Figure S4. (S4a) Staining results of lysosomes in fat body and (S4b) silk gland tissues after 24
h of exposure (Lyso-Tracker Red, Beyotime C1046, China). 0.56 nM of CdTe QDs was
administered to 5th instar larvae 48 h after molting via oral injection, and water was injected as a
negative control. Bars are 50 μm.
References
S1. Galeone, A., et al. In vivo assessment of CdSe-ZnS quantum dots: coating dependent
bioaccumulation and genotoxicity. Nanoscale. 4, 6401-6407 (2012).
S2. He, Y. et al. Microwave-assisted growth and characterization of water-dispersed CdTe/CdS
core-shell nanocrystals with high photoluminescence. J Phys Chem B. 110, 13370-13174
(2006).
S3. He, Y., et al. Microwave synthesis of water-dispersed CdTe/CdS/ZnS core-shell-shell quantum
dots with excellent photostability and biocompatibility. Adv Mater. 20, 3416-3421 (2008).

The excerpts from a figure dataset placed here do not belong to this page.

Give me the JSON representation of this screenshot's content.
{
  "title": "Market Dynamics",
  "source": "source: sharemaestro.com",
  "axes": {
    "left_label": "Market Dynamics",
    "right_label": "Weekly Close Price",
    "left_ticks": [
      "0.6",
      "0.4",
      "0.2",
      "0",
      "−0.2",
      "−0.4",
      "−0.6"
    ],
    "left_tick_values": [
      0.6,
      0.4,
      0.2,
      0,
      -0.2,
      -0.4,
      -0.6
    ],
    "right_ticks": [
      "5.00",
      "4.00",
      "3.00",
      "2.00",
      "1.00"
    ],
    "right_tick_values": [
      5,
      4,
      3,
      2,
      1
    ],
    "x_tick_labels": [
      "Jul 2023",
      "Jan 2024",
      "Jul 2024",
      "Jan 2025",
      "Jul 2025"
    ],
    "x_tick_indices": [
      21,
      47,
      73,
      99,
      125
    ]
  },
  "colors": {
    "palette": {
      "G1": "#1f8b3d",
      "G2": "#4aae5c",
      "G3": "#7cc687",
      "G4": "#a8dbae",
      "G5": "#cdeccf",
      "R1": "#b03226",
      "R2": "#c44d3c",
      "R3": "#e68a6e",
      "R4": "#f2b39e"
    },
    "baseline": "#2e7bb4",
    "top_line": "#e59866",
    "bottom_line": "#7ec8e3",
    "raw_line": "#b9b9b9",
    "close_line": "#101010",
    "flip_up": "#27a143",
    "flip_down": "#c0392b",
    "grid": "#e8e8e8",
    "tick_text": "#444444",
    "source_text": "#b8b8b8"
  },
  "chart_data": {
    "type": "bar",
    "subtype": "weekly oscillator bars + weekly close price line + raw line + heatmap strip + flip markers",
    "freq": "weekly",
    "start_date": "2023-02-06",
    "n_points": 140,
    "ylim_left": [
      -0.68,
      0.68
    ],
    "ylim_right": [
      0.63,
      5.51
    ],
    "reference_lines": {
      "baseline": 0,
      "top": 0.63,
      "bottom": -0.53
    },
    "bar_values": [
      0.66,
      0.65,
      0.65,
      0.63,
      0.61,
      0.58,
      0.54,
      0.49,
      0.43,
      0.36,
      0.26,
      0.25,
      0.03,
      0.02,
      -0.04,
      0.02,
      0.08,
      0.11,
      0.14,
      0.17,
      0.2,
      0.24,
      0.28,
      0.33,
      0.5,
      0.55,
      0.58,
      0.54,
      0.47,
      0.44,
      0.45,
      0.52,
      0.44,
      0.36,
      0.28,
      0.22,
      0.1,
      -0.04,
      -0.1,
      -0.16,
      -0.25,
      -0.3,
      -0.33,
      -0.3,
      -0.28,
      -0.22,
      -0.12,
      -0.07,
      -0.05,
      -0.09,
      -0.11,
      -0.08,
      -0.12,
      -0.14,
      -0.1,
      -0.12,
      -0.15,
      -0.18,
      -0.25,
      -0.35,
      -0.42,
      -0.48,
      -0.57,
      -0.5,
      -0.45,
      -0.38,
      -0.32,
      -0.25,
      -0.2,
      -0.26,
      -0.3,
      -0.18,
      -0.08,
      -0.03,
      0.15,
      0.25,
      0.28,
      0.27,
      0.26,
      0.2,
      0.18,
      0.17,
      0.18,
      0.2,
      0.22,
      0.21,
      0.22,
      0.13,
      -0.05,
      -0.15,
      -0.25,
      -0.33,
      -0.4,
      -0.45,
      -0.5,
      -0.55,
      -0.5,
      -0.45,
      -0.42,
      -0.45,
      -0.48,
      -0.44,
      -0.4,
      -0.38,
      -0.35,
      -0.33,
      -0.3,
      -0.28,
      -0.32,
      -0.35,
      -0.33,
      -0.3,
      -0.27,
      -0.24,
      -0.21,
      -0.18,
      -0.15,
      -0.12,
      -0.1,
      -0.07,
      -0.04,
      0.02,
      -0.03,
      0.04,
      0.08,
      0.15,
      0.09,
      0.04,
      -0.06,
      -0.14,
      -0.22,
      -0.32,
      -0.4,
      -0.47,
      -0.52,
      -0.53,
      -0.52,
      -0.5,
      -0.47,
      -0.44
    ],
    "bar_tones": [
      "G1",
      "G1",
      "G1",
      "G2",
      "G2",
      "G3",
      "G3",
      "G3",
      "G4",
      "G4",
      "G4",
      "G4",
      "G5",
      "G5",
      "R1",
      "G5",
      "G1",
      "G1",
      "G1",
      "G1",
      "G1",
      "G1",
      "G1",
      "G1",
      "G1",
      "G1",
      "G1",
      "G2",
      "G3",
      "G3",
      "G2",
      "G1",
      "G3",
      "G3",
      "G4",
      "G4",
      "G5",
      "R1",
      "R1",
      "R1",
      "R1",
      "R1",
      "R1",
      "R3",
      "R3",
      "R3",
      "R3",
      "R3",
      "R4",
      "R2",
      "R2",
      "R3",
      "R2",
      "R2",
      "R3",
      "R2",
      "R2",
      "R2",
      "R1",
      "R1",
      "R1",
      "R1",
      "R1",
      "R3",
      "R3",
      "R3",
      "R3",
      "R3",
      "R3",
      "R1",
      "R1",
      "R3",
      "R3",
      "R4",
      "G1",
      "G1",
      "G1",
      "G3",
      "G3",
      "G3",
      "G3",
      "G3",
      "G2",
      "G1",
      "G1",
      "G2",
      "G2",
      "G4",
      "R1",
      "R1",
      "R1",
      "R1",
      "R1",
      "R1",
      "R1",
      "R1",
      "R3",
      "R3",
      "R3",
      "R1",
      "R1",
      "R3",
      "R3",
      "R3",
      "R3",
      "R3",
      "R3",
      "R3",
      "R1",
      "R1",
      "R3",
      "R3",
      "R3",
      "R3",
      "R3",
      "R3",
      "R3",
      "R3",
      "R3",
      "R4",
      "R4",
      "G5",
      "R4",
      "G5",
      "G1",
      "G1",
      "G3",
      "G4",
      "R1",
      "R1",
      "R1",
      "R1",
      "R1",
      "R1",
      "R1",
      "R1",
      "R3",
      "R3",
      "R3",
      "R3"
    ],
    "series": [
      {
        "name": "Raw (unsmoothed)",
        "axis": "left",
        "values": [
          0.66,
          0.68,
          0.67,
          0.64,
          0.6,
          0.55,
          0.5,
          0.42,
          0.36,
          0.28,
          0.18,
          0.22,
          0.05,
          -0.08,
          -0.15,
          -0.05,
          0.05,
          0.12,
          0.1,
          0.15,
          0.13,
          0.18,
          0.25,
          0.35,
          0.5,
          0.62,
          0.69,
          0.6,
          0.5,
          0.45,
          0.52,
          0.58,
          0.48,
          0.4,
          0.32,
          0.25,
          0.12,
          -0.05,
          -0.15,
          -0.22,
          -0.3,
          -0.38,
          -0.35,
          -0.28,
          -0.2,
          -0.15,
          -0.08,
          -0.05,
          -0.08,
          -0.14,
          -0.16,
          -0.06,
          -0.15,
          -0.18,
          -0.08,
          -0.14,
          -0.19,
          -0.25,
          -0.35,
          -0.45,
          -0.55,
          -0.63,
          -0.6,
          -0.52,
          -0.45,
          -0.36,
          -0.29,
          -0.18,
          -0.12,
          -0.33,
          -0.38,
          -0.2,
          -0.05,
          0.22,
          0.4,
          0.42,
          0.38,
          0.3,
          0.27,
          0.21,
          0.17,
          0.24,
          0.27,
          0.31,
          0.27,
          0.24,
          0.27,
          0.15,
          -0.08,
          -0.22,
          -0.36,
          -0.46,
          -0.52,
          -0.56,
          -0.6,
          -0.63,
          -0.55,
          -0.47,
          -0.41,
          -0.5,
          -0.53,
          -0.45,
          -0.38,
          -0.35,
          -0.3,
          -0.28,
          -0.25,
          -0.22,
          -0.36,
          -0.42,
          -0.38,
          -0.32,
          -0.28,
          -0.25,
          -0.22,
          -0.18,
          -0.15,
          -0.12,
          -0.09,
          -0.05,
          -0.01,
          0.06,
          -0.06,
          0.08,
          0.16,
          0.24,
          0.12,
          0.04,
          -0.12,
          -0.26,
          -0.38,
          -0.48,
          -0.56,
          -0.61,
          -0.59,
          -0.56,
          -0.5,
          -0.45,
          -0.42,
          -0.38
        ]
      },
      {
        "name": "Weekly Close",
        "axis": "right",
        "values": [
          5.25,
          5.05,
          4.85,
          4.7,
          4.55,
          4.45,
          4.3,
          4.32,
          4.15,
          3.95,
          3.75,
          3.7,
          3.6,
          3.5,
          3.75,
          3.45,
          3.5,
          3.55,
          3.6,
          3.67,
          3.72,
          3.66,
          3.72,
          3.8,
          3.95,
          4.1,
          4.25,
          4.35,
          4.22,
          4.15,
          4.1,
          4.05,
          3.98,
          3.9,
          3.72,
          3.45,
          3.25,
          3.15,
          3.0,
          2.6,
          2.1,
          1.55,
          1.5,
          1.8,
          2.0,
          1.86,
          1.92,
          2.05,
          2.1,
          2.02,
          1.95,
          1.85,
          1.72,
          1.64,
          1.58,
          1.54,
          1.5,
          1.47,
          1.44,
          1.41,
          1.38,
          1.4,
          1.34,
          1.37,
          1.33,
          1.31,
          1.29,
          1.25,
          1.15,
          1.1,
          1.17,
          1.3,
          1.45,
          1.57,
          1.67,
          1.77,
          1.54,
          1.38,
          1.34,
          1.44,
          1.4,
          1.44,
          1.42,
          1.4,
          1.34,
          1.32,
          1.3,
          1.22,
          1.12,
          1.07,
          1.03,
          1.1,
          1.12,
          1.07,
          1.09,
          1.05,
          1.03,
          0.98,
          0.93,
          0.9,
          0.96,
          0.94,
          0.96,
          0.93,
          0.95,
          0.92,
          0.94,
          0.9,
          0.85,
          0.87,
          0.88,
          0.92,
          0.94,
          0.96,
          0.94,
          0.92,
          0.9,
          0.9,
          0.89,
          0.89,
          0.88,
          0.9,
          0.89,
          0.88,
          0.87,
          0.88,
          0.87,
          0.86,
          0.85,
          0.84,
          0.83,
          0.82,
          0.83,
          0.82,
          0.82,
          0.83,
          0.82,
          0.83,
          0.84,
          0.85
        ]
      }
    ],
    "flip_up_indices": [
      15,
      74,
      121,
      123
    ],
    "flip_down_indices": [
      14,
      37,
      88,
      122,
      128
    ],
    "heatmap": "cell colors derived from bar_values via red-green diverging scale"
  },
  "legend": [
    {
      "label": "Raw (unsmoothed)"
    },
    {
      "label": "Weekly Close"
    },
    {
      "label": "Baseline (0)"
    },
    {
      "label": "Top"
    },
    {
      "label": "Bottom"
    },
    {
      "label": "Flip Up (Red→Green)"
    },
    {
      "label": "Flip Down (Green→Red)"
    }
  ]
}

S4 Winnik, F. M., Maysinger D. Quantum dot cytotoxicity and ways to reduce it. Acc Chem Res.
46，672-680 (2013).
S5 Moreau, K., Luo, S. Q. & Rubinsztein, D. C. Cytoprotective roles for autophagy. Curr Opin
Cell Biol. 22, 206-211 (2010).
S6 Tian, L., et al. 20-hydroxyecdysone upregulates Atg genes to induce autophagy in the Bombyx
fat body. Autophagy. 9, 1172-1187 (2013).